Si potrebbe facilmente liquidare How she move-Al ritmo del ballo come l’ennesimo teen-movie danzereccio per adolescenti, in realtà non è proprio così perchè il film del regista africano Ian Iqbal Rashid sfoggia un’intrigante look indie che lo differenzia quel tanto che basta da tante pellicole sentimental-musicali all’insegna del patinato.

Certamente non mancano sia gli ingredienti che gli stereotipi che hanno decretato il successo del filone, vedi coreografie di alto profilo e colonne sonore curatissime insieme a personaggi che hanno il proprio riscatto sociale attraverso la talentuosa competizione, ma in questo particolare caso la messinscena ha una veste più grintosa e meno easy ed edulcorata del consueto, senza contare che si possono vedere all’opera una serie di coinvolgenti numeri di stepping, danza afroamericana che miscela in maniera piuttosto spettacolare elementi del tip tap, performance ginniche e ritmi percussivi.

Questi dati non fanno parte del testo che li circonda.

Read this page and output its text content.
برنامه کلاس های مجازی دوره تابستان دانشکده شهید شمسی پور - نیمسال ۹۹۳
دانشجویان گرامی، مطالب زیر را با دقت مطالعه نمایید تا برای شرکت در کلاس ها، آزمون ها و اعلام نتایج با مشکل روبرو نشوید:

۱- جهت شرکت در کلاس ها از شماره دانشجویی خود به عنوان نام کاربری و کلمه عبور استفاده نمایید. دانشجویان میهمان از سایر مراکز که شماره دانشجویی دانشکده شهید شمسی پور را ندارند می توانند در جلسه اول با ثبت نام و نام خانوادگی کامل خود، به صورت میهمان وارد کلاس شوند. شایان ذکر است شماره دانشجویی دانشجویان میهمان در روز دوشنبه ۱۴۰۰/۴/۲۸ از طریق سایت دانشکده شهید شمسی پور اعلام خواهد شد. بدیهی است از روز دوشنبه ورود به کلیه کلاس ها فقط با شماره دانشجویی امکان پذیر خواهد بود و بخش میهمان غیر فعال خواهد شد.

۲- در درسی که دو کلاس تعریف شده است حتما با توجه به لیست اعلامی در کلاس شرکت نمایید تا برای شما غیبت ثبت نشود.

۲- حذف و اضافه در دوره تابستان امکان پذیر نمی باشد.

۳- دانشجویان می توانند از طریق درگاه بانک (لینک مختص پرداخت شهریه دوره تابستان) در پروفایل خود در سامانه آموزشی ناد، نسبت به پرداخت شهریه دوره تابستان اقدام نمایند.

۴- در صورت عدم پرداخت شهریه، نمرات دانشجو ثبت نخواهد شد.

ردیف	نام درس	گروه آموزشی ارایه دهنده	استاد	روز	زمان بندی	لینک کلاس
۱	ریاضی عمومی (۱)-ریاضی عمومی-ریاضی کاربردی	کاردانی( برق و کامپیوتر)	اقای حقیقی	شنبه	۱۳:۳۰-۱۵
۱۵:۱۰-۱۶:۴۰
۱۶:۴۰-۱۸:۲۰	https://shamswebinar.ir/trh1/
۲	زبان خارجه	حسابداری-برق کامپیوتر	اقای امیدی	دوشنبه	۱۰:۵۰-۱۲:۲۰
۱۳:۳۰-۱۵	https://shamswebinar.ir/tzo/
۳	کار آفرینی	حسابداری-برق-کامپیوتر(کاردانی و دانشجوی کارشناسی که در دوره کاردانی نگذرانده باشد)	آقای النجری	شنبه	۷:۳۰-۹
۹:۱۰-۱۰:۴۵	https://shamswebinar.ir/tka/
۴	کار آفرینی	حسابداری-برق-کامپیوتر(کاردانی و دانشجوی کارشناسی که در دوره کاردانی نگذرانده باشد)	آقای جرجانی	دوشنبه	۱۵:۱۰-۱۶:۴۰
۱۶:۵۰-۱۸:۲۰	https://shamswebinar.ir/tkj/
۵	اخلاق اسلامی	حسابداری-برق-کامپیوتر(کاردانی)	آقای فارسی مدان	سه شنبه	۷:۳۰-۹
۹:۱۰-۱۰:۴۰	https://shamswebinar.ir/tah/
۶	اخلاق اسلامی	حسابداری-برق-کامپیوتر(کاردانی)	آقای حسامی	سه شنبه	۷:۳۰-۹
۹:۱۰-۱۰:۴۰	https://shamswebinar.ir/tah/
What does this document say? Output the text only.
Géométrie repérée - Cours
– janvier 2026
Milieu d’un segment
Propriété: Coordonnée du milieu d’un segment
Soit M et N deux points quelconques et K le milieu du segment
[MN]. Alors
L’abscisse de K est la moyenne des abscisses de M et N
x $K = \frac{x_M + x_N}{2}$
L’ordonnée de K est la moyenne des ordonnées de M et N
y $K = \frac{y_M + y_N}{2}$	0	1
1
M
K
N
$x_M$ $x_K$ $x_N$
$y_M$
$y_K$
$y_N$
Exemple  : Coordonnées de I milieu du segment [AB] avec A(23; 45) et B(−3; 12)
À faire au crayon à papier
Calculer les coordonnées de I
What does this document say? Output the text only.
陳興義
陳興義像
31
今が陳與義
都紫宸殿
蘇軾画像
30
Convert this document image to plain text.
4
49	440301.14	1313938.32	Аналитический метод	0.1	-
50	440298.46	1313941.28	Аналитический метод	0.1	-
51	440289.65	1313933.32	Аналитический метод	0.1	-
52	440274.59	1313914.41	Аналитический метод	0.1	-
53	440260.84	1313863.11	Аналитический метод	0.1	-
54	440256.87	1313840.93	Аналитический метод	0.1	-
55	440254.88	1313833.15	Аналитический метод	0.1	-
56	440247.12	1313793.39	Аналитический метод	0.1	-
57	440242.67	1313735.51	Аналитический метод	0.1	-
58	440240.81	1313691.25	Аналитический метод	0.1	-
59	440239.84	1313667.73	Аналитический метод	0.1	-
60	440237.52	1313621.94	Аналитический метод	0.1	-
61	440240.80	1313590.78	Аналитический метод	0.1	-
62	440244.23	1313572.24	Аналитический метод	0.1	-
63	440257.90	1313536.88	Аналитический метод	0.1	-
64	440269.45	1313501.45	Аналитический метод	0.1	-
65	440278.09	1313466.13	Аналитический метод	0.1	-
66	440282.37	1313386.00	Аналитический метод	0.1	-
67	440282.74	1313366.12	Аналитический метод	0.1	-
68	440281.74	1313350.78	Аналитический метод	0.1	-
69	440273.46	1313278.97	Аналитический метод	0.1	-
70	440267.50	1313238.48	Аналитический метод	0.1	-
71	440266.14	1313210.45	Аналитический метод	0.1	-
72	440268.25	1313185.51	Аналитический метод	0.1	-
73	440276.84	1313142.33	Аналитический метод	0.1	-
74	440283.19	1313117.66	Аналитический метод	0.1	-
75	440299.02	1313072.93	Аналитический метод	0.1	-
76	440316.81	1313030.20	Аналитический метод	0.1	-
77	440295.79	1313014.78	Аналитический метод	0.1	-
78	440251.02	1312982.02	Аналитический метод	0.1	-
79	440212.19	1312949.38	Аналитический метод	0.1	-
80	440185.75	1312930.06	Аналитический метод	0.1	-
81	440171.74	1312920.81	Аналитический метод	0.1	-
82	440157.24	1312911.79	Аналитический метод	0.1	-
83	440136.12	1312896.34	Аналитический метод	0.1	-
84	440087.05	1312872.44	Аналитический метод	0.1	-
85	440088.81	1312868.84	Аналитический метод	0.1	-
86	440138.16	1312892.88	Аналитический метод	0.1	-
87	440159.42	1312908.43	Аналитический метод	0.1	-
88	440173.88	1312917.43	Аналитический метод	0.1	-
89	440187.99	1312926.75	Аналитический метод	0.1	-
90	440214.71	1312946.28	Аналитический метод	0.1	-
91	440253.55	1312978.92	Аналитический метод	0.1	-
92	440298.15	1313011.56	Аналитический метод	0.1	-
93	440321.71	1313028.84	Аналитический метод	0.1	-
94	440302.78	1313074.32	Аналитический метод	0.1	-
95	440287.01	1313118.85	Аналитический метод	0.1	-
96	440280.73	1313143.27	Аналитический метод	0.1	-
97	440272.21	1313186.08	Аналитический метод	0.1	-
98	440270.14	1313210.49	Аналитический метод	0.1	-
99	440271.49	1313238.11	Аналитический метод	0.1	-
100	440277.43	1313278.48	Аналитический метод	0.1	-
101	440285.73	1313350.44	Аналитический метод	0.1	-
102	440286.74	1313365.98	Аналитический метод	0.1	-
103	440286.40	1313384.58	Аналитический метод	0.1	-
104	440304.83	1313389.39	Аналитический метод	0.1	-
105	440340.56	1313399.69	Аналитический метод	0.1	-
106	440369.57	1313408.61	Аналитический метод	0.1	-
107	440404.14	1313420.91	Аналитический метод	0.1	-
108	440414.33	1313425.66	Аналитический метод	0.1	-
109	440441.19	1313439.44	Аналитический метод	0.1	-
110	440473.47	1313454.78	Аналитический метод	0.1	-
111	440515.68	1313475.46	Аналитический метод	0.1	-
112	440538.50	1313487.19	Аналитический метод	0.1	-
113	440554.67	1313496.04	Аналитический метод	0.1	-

How she move-Al ritmo del ballo è un buon esempio di come dare una veste alternativa ad un filone ormai inflazionato che comincia a ripetersi ad oltranza, certo potrebbe deludere chi cerca un film alla Step Up, ma se amate e conoscete a fondo la parte più interessante del genere il film potrebbe rivelarsi una piacevole sorpresa.

Note di produzione: la protagonista Rutina Wesley al suo debutto su grande schermo è nota al grande pubblico per il ruolo di Tara nel serial True Blood, il film è co-prodotto da MTV Films ed ha partecipato al Sundance Film Festival 2007.